28 de fevereiro de 2011 - JORNAL DO BRASIL


DESTAQUE DE CAPA:
ENTREVISTA | ALVARO DIAS
“Dilma manteve a promiscuidade com o Congresso”
Em entrevista, líder da oposição no Senado diz que a reforma política depende do governo

Ana Paula Siqueira
BRASÍLIA

O senador Alvaro Dias (PSDB-PR), líder da oposição no Senado, não poupa críticas ao governo da presidente Dilma Rousseff. Ele nega o rótulo de “elitista” do seu partido e afirma que o PSDB se afastou dos movimentos populares graças ao PT, que segundo ele, teria “cooptado” setores com a distribuição de recursos públicos. O senador reconhece “não ser simpático” defender uma janela para troca de partido, mas afirma que é preciso corrigir distorções.

A oposição insistiu pelo salário mínimo de R$ 600, mas segundo o senador Roberto Requião (PMDB-PR), apenas dois dos cinco estados governados pelo PSDB estipularam esse valor. Como o senhor analisa a postura do partido?
– Certamente os estados estavam aguardando a definição do mínimo nacional para depois discutir o salário mínimo regional. As centrais sindicais me informaram que iniciarão as negociações no Paraná para definir o valor do reajuste. Vamos aguardar para saber como será o procedimento dos estados.

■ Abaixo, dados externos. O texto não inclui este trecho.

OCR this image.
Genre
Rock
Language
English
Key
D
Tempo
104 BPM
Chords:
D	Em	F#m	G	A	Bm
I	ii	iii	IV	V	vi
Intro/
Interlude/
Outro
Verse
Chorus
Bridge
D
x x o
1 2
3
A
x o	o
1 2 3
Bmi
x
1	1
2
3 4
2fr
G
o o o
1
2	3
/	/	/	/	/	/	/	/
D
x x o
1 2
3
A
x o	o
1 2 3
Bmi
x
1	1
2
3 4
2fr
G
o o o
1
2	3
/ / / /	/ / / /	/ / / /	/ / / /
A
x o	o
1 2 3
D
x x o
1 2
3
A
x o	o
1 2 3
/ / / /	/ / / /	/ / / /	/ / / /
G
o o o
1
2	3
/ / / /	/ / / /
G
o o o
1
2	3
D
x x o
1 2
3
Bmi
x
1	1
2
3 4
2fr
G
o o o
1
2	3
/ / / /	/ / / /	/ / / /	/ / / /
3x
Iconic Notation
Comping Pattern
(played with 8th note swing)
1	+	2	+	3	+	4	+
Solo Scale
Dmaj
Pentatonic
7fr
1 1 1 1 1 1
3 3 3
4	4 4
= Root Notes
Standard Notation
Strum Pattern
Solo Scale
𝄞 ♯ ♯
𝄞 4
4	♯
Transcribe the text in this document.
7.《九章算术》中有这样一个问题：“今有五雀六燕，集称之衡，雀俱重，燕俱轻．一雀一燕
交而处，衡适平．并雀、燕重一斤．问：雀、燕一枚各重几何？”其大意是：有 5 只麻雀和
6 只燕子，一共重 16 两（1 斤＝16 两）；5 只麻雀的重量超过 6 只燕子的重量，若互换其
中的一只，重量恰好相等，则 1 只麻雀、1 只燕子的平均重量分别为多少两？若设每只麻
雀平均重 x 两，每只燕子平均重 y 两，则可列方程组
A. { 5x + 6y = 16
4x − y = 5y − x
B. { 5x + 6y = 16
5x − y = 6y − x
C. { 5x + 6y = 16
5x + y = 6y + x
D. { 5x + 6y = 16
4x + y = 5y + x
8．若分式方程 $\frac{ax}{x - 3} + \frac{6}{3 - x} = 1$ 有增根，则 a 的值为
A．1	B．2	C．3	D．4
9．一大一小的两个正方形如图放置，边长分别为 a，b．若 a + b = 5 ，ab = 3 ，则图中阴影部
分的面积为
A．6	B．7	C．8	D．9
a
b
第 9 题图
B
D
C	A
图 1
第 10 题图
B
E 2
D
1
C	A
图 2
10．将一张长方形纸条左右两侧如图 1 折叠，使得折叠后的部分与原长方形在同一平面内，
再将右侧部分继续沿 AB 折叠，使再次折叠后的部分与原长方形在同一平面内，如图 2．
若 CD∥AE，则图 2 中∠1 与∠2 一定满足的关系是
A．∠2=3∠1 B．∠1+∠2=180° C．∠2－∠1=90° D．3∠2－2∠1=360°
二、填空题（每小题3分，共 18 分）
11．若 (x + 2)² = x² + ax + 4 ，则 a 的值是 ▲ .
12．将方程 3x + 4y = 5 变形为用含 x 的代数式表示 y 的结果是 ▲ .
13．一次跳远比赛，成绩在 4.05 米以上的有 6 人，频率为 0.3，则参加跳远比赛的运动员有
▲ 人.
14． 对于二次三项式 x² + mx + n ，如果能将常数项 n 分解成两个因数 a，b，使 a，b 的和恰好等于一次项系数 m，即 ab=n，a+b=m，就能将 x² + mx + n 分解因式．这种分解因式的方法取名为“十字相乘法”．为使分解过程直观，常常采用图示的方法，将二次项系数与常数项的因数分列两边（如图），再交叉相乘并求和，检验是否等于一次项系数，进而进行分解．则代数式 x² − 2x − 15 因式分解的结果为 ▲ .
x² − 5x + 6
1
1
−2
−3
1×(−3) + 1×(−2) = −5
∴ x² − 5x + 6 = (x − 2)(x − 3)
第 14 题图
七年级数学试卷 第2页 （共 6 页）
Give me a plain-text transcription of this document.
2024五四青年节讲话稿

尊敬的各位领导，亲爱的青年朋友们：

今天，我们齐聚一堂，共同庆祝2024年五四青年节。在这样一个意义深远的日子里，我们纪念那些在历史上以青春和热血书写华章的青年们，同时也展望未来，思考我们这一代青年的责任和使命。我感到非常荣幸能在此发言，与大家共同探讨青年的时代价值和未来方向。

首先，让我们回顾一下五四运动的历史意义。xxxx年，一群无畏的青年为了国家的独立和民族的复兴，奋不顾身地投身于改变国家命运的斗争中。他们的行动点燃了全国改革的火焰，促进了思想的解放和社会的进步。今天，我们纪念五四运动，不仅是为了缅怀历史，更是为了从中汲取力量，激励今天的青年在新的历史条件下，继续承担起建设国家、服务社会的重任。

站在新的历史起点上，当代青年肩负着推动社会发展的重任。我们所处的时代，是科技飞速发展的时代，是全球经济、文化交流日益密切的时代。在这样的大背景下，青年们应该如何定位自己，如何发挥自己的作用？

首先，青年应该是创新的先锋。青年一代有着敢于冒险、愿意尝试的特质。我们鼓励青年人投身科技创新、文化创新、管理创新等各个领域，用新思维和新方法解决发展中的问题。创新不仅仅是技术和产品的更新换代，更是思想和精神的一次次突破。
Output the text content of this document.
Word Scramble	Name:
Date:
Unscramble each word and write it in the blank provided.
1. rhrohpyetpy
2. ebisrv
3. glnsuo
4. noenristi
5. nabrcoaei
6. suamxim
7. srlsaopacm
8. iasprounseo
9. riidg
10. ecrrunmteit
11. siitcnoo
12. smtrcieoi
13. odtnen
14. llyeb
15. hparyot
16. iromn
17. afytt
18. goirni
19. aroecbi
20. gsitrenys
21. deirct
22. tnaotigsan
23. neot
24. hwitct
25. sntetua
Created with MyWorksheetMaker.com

Como vê o tratamento que o governo deu à questão?
– Mudou o presidente, mas o modelo é o mesmo. A relação com o Congresso é promíscua. A pressão sobre a bancada governista envolve ocupação de espaço no Executivo, distribuição de recursos. O rolo compressor acelera o processo para reduzir o espaço do debate. Há um viés autoritário, e a votação foi um teste. O governo foi bem sucedido.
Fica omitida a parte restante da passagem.